Tango Tips mit Mika

 

Neulich erfreute mich ein Leser mit einem Video-Vorschlag, zu dessen Protagonistin er schrieb:

„Offenbar hat sie einen Karrieresprung von einer Tupperware-Influenzerin zum Tango-Video-Mannequin mühelos geschafft.“

Er hatte nicht zu viel versprochen. Den Zuseher springt eine schröcklich schöne Blondine an, die ich ohne Schminke auf Ende Vierzig schätze. Mit Schminke auf Ende Fünfzig. Das lange güldene Haar fällt kontrastreich auf ein schwarzes Oberteil, darunter ein hautenges, wenngleich verpixeltes Beinkleid. Das durchdringende Stimmorgan und die affektierte Sprechweise assoziiere ich allerdings eher mit weiblichen Callcenter-Agenten, welche Rentner wie mich gerne am Vormittag mit verlogenen Werbeangeboten molestieren. Als Abwehrwaffe dient mir dabei ein elektrisches Alarmgerät, das ich nach Gedöns-Beginn mit 110 Dezibel an die Muschel halte. Leider funktioniert das bei YouTube nicht:


https://www.youtube.com/watch?v=z_JANbX153I

Nun lieber zum Inhalt: Tango Tip Nº 10: ‚Happy Feet‘“ nennt sich das fünfeinhalbminütige Machwerk. Es geht darum, die weiblichen Mauken für das Tanzen in High Heels gefügig zu machen.
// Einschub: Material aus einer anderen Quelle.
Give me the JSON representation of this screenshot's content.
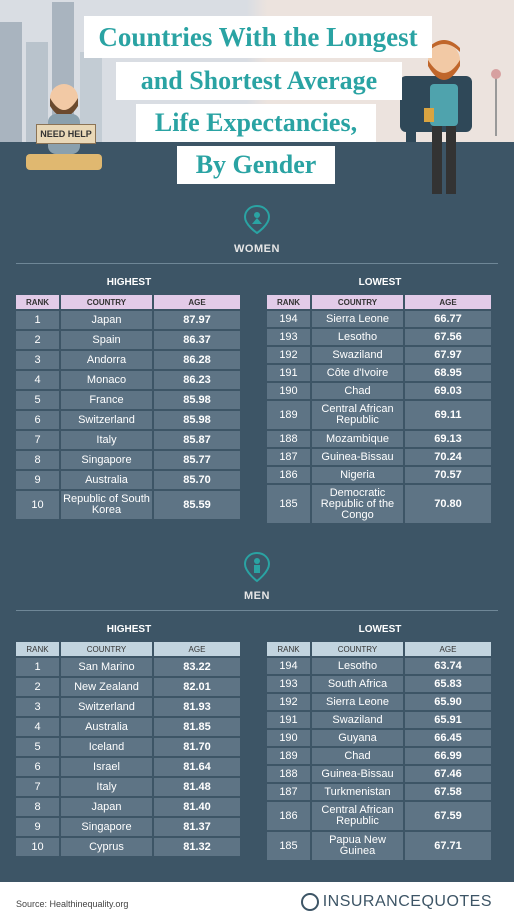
{
  "title": {
    "line1": "Countries With the Longest",
    "line2": "and Shortest Average",
    "line3": "Life Expectancies,",
    "line4": "By Gender"
  },
  "sign_text": "NEED HELP",
  "women": {
    "label": "WOMEN",
    "highest_title": "HIGHEST",
    "lowest_title": "LOWEST",
    "headers": {
      "rank": "RANK",
      "country": "COUNTRY",
      "age": "AGE"
    },
    "highest": [
      {
        "rank": "1",
        "country": "Japan",
        "age": "87.97"
      },
      {
        "rank": "2",
        "country": "Spain",
        "age": "86.37"
      },
      {
        "rank": "3",
        "country": "Andorra",
        "age": "86.28"
      },
      {
        "rank": "4",
        "country": "Monaco",
        "age": "86.23"
      },
      {
        "rank": "5",
        "country": "France",
        "age": "85.98"
      },
      {
        "rank": "6",
        "country": "Switzerland",
        "age": "85.98"
      },
      {
        "rank": "7",
        "country": "Italy",
        "age": "85.87"
      },
      {
        "rank": "8",
        "country": "Singapore",
        "age": "85.77"
      },
      {
        "rank": "9",
        "country": "Australia",
        "age": "85.70"
      },
      {
        "rank": "10",
        "country": "Republic of South Korea",
        "age": "85.59"
      }
    ],
    "lowest": [
      {
        "rank": "194",
        "country": "Sierra Leone",
        "age": "66.77"
      },
      {
        "rank": "193",
        "country": "Lesotho",
        "age": "67.56"
      },
      {
        "rank": "192",
        "country": "Swaziland",
        "age": "67.97"
      },
      {
        "rank": "191",
        "country": "Côte d'Ivoire",
        "age": "68.95"
      },
      {
        "rank": "190",
        "country": "Chad",
        "age": "69.03"
      },
      {
        "rank": "189",
        "country": "Central African Republic",
        "age": "69.11"
      },
      {
        "rank": "188",
        "country": "Mozambique",
        "age": "69.13"
      },
      {
        "rank": "187",
        "country": "Guinea-Bissau",
        "age": "70.24"
      },
      {
        "rank": "186",
        "country": "Nigeria",
        "age": "70.57"
      },
      {
        "rank": "185",
        "country": "Democratic Republic of the Congo",
        "age": "70.80"
      }
    ]
  },
  "men": {
    "label": "MEN",
    "highest_title": "HIGHEST",
    "lowest_title": "LOWEST",
    "headers": {
      "rank": "RANK",
      "country": "COUNTRY",
      "age": "AGE"
    },
    "highest": [
      {
        "rank": "1",
        "country": "San Marino",
        "age": "83.22"
      },
      {
        "rank": "2",
        "country": "New Zealand",
        "age": "82.01"
      },
      {
        "rank": "3",
        "country": "Switzerland",
        "age": "81.93"
      },
      {
        "rank": "4",
        "country": "Australia",
        "age": "81.85"
      },
      {
        "rank": "5",
        "country": "Iceland",
        "age": "81.70"
      },
      {
        "rank": "6",
        "country": "Israel",
        "age": "81.64"
      },
      {
        "rank": "7",
        "country": "Italy",
        "age": "81.48"
      },
      {
        "rank": "8",
        "country": "Japan",
        "age": "81.40"
      },
      {
        "rank": "9",
        "country": "Singapore",
        "age": "81.37"
      },
      {
        "rank": "10",
        "country": "Cyprus",
        "age": "81.32"
      }
    ],
    "lowest": [
      {
        "rank": "194",
        "country": "Lesotho",
        "age": "63.74"
      },
      {
        "rank": "193",
        "country": "South Africa",
        "age": "65.83"
      },
      {
        "rank": "192",
        "country": "Sierra Leone",
        "age": "65.90"
      },
      {
        "rank": "191",
        "country": "Swaziland",
        "age": "65.91"
      },
      {
        "rank": "190",
        "country": "Guyana",
        "age": "66.45"
      },
      {
        "rank": "189",
        "country": "Chad",
        "age": "66.99"
      },
      {
        "rank": "188",
        "country": "Guinea-Bissau",
        "age": "67.46"
      },
      {
        "rank": "187",
        "country": "Turkmenistan",
        "age": "67.58"
      },
      {
        "rank": "186",
        "country": "Central African Republic",
        "age": "67.59"
      },
      {
        "rank": "185",
        "country": "Papua New Guinea",
        "age": "67.71"
      }
    ]
  },
  "footer": {
    "source": "Source: Healthinequality.org",
    "logo": "INSURANCEQUOTES"
  },
  "colors": {
    "background": "#3d5566",
    "title_text": "#2aa3a3",
    "women_header": "#e2cbe8",
    "men_header": "#c2d4df",
    "cell": "#5e7485",
    "icon": "#2aa3a3"
  },
  "icons": {
    "women": "female-pin-icon",
    "men": "male-pin-icon"
  }
}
Dabei wird mutig sowie in Inglisch behauptet:

„Wenn wir Tango tanzen, benutzen wir hochhackige Schuhe.“

Das ist eine grobe und sogar sexistische Lüge. Einen Mann habe ich erst zweimal beim Tango auf gestielten Fersen erlebt. Wieso wir Kerle gern darauf verzichten, dürfte ähnliche Gründe haben wie die Tatsache, dass wir keine Cellulitis haben: Weil’s scheiße aussieht.
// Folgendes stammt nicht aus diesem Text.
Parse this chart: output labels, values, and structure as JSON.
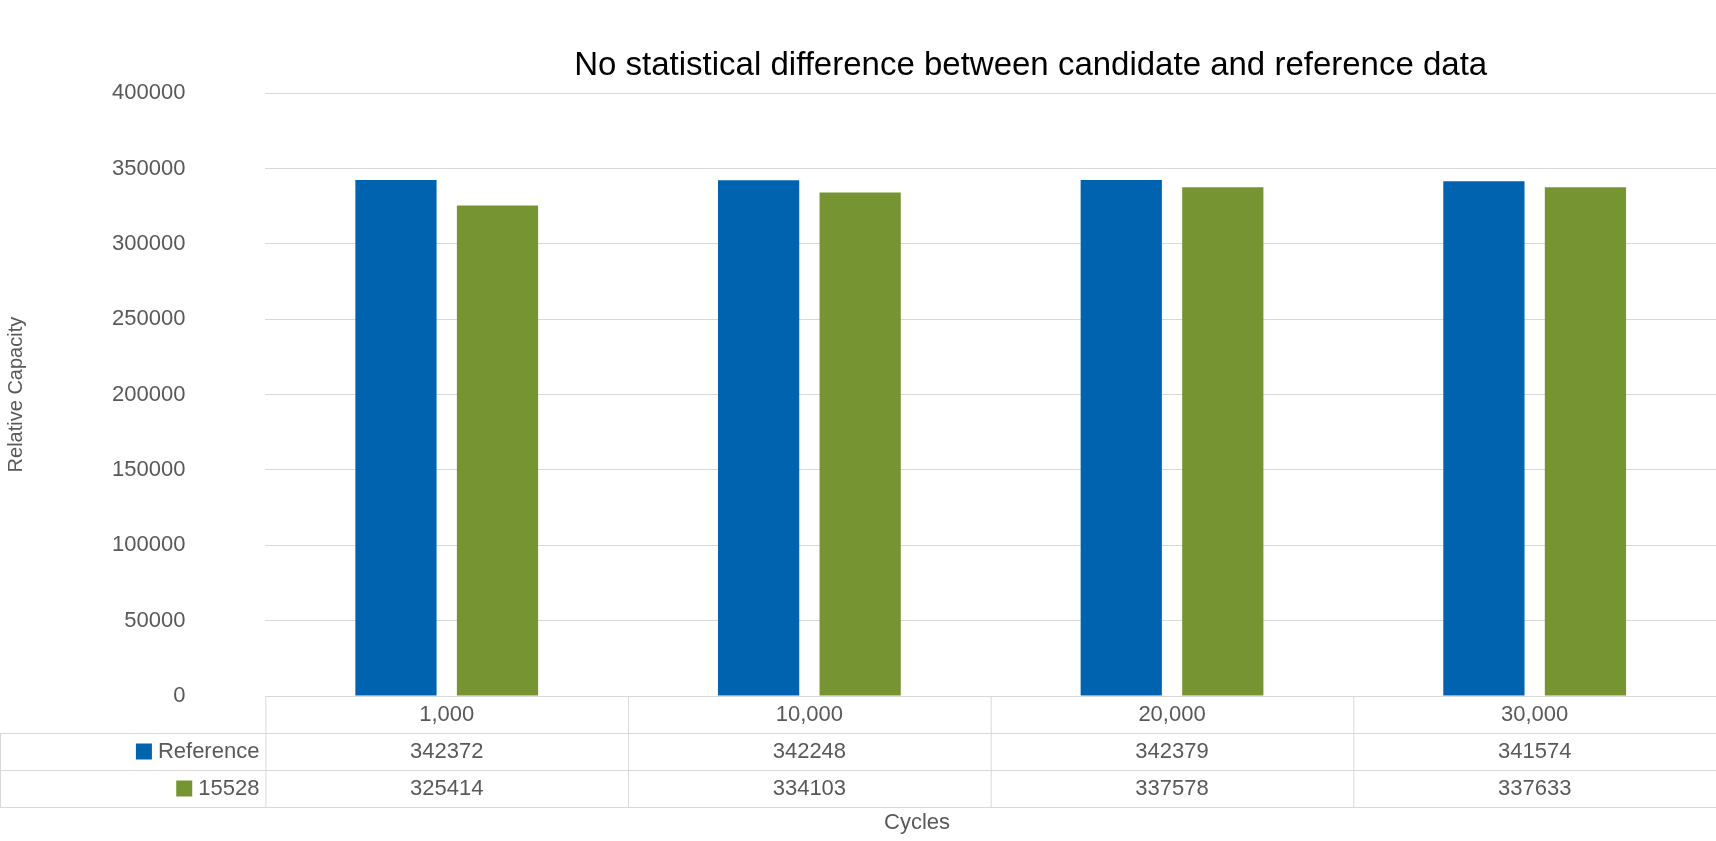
{
  "chart_data": {
    "type": "bar",
    "title": "No statistical difference between candidate and reference data",
    "xlabel": "Cycles",
    "ylabel": "Relative Capacity",
    "categories": [
      "1,000",
      "10,000",
      "20,000",
      "30,000"
    ],
    "series": [
      {
        "name": "Reference",
        "color": "#0063af",
        "values": [
          342372,
          342248,
          342379,
          341574
        ]
      },
      {
        "name": "15528",
        "color": "#779432",
        "values": [
          325414,
          334103,
          337578,
          337633
        ]
      }
    ],
    "ylim": [
      0,
      400000
    ],
    "yticks": [
      0,
      50000,
      100000,
      150000,
      200000,
      250000,
      300000,
      350000,
      400000
    ],
    "grid": "y",
    "legend": "bottom",
    "data_labels": true
  }
}
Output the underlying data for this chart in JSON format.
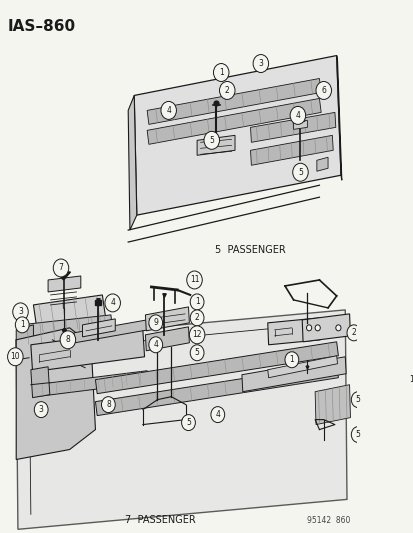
{
  "title": "IAS–860",
  "part_number": "95142  860",
  "label_5pass": "5  PASSENGER",
  "label_7pass": "7  PASSENGER",
  "bg_color": "#f5f5f0",
  "line_color": "#1a1a1a",
  "text_color": "#1a1a1a",
  "figsize": [
    4.14,
    5.33
  ],
  "dpi": 100
}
Im Ernst: Was mich zum Sarkasmus treibt, ist schlicht diese Vereinnahmung: Alle Frauen lieben es, auf solchen Fußdeformations-Geräten zu tanzen. Und alle verehren die Ronda, den Cabeceo, Flatterkleidchen und argentinische Tanzpaare.

Nein: Ich kenne hervorragende Tänzerinnen, die wunderbar auf Sneakers, Jazztanzschleichern oder ähnlich flachem Schuhwerk agieren. Aber die braucht man halt nicht in zwanzig Modefarben zu ebenso vielfarbigen Satin-Röckelein oder Haremshosen. Schlecht fürs Geschäft.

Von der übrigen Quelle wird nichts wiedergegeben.